The Pisan team worked on data collected over several months, during which the monks were monitored in their daily meditations through the detection of electroencephalogram, cardiac and respiratory activity. The study is the only one of its kind that is based on the analysis of such a homogeneous and highly trained group: the monks can in fact dedicate themselves up to eight hours a day of meditation in retreats lasting years.

“The purpose of the research – explains Bruno Neri, professor of Electronic Engineering at the University of Pisa – was to investigate the neuronal correlates of two different types of meditation, concentrative and analytical. In the first, a cognitive state of awareness devoid of content and discursive thought can be reached; in the second the mind is directed towards an object of reflection (for example a philosophical or moral concept), which is analyzed in all its facets”.

The University of Pisa study on meditation on Tibetan monks

The first results, adds researcher Alejandro Callara, “indicate that by analyzing the electroencephalographic signal it is possible to clearly distinguish between the two types of meditation: in particular, we have seen that concentrated meditation causes a drastic change in the power of this signal in most of the classical spectral bands and that the change is more evident at grow of the subject’s experience and in fact we have observed this phenomenon with certainty in those monks with more than 20 thousand hours of meditation under their belt“.

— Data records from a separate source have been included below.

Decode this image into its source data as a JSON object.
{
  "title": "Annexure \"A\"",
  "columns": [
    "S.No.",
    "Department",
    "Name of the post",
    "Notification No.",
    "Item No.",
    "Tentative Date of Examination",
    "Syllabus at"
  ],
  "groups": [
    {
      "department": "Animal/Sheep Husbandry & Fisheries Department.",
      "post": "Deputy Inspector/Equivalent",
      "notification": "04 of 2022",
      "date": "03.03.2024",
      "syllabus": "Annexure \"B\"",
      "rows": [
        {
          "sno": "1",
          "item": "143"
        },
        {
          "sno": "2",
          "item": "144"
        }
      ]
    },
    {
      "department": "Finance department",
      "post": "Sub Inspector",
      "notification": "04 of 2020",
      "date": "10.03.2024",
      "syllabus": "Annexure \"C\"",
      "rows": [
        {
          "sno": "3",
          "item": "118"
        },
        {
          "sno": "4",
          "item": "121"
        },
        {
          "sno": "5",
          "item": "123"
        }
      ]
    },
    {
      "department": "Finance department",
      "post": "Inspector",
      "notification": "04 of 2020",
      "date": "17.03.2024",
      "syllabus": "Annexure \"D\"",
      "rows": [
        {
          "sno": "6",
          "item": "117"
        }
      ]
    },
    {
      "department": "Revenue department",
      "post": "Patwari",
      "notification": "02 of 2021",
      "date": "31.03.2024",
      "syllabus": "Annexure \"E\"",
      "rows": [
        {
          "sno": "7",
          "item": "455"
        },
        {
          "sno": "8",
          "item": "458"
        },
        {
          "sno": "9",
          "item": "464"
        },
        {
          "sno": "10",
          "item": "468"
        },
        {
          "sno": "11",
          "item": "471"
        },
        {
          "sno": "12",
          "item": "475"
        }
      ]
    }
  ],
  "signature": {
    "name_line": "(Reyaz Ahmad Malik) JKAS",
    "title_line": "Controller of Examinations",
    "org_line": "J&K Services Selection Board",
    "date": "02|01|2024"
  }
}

Meditation increases the capacity for self-awareness

Taking into account the scientific literature on the subject, continues Callara, “it would seem that with experience in practice the ability to activate attention mechanisms that allow us to suppress irrelevant and distracting stimuli grows, in favor of focus on self-awarenesswhich in fact is the very purpose of concentrated meditation: we also have observed that the same subject (expert) involved is in the analytical meditation which is capable of concentrative meditation only in the second case to generate variations that can be relevant for a more in-depth study on states non-ordinaries of consciousness induced by meditation”.

The next mission in Sera Jey will begin on June 29th. The group will aim to recruit other volunteers who are experts in some meditative practices capable of acting at the root of the mind/body relationship.